Although he lacks formal education beyond the 10th grade, Angel has
become an avid reader. He enjoys reading about current events and
personal finance, particularly investing. He especially
likes Money magazine, from which he has gained numerous ideas for
better managing the family’s finances. Because of the long hours
required to run the business, Angel can devote 3 to 4 hours a day (on the
job) to reading.
Recently Angel and Marie were notified that Marie’s uncle had died and
left them a portfolio of stocks and bonds with a current market value of
$300,000. They were elated to learn of their good fortune but decided it
would be best not to change their lifestyle as a result of this inheritance.
Instead, they want their newfound wealth to provide for their children’s
college educations as well as their own retirement.
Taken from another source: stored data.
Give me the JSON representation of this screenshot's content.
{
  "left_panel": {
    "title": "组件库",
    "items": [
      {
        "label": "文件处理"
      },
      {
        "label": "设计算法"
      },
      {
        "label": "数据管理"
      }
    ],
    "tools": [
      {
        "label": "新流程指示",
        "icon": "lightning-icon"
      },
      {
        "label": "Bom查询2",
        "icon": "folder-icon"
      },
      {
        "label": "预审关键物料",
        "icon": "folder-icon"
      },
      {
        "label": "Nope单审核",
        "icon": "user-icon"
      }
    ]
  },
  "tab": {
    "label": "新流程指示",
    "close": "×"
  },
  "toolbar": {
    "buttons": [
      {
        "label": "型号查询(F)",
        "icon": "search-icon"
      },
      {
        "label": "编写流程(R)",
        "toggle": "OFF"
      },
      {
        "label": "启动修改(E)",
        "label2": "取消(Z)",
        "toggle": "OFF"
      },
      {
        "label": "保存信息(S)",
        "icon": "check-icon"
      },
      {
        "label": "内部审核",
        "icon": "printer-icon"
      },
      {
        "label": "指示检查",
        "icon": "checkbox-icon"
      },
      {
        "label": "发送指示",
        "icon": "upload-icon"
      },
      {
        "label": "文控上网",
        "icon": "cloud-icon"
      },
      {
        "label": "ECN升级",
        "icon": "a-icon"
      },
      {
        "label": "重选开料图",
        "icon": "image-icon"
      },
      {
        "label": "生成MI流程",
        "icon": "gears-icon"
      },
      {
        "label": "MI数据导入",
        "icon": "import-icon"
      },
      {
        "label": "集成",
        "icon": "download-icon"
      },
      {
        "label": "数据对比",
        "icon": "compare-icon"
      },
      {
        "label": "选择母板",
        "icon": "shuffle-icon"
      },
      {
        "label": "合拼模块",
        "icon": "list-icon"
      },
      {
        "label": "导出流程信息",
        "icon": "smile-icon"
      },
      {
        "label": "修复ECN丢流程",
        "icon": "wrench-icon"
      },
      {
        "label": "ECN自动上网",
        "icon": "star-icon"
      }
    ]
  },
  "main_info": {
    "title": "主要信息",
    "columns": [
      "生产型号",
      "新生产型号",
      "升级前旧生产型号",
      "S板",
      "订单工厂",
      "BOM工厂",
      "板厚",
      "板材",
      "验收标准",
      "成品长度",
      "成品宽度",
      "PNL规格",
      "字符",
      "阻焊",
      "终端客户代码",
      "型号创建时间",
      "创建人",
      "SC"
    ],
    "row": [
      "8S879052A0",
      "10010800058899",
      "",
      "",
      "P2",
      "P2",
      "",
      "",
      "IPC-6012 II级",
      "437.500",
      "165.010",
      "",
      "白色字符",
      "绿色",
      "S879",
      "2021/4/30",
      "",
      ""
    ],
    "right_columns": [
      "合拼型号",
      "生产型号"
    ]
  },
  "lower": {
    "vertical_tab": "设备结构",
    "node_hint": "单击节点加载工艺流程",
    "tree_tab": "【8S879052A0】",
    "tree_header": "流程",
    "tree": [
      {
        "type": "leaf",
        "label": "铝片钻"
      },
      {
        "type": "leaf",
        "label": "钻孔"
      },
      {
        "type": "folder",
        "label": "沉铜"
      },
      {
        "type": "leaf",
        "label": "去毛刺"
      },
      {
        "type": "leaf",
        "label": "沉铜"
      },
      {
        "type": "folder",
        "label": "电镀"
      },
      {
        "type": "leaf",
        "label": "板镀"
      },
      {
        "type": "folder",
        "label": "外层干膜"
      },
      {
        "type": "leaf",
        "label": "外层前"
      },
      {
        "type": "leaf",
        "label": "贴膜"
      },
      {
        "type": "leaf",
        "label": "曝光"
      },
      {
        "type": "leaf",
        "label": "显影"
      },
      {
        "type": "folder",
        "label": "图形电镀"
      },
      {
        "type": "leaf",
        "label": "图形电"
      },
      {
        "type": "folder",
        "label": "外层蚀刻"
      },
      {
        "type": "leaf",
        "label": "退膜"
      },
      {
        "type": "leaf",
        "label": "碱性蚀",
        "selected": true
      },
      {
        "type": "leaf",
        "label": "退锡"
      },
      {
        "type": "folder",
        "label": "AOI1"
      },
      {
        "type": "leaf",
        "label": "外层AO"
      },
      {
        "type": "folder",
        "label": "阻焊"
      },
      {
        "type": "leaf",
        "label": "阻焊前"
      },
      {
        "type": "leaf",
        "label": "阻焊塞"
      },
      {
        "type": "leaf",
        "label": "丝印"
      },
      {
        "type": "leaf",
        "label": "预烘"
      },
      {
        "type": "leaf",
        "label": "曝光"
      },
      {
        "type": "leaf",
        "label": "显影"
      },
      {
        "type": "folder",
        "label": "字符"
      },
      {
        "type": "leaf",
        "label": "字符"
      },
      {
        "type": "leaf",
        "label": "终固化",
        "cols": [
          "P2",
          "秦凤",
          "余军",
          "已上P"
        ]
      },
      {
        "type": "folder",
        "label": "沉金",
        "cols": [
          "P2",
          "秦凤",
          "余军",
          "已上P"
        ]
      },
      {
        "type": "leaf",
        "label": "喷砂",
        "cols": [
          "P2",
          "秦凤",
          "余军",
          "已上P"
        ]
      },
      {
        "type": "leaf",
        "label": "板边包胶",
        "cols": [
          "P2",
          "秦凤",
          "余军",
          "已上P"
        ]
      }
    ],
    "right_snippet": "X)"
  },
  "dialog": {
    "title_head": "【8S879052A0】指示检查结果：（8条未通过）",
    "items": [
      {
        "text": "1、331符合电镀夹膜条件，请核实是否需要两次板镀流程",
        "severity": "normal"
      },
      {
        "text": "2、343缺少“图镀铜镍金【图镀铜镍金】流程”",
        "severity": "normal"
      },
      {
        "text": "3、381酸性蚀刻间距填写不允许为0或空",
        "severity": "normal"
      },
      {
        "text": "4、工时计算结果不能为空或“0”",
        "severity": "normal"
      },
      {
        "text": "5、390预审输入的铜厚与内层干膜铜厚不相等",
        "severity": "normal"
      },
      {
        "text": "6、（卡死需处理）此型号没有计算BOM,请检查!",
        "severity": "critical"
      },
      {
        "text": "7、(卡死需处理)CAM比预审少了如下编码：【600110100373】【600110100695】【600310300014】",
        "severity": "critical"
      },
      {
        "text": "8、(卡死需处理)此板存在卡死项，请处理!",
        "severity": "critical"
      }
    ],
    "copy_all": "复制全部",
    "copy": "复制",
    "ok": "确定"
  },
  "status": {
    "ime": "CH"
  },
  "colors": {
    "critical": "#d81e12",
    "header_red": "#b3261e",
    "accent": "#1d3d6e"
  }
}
They decided that,
like their uncle, they would keep these funds invested in stocks and
bonds.
Angel felt that in view of this plan, he needed to acquaint himself with
the securities currently in the portfolio. He knew that to manage the
portfolio himself, he would have to stay abreast of the securities markets
as well as the economy in general. He also realized that he would need
to follow each security in the portfolio and continuously evaluate
possible alternative securities that could be substituted as conditions
warranted. Because Angel enjoyed using his spare time to follow the
market, he strongly believed that with proper information, he could
manage the portfolio. Given the amount of money involved, Angel was
not too concerned with the information costs; rather, he wanted the best
information he could get at a reasonable price.